Solenad 1 features an open-air layout composed of five two-storey buildings. Situated by the Nuvali Lake, it offers recreational activities such as koi feeding and water taxi rides.

Solenad 2 is a single-level wing further divided into four buildings. It is anchored by a Robinsons Supermarket branch.

Solenad 3 is further divided into ten structures (Buildings A to H), with Building H split into three separate structures. Building A is occupied by a branch of The Landmark department store, supermarket, and food center, while a four-screen cinema, one of which is an A-Luxe cinema, is located on the third level of Building C. Buildings A and C stand at three levels each; Buildings B, D, and E have two each; and the rest are single-level structures featuring a restaurant row. Buildings A, C, and H are fully air-conditioned, while Building D contains an open-air central atrium. The wing also features a central activity park and playground. From 2015 to 2024, it included Fiesta Market, which featured a hawker center type of food court.

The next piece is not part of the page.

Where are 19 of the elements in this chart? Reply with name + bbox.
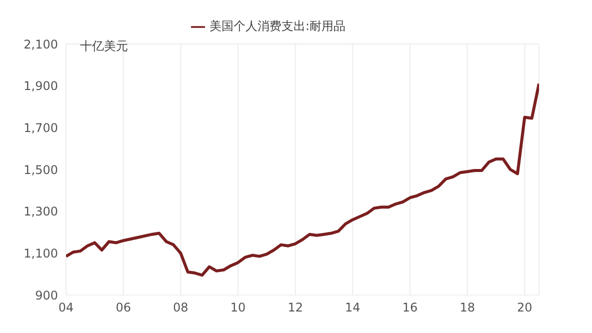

Solenad 4 is the under-construction four-storey expansion wing of the mall expected to open in November 2026. It will also feature a chapel.

===Parking===
Parking facilities serving the mall include open-air lots near Solenad 1, around Solenad 2, and along Nuvali Boulevard, as well as a multi-level steel parking structure. Additionally, Solenad 4 is also served by a separate, adjacent open lot situated across Evoliving Parkway, beside Nuvali Sustainability Park.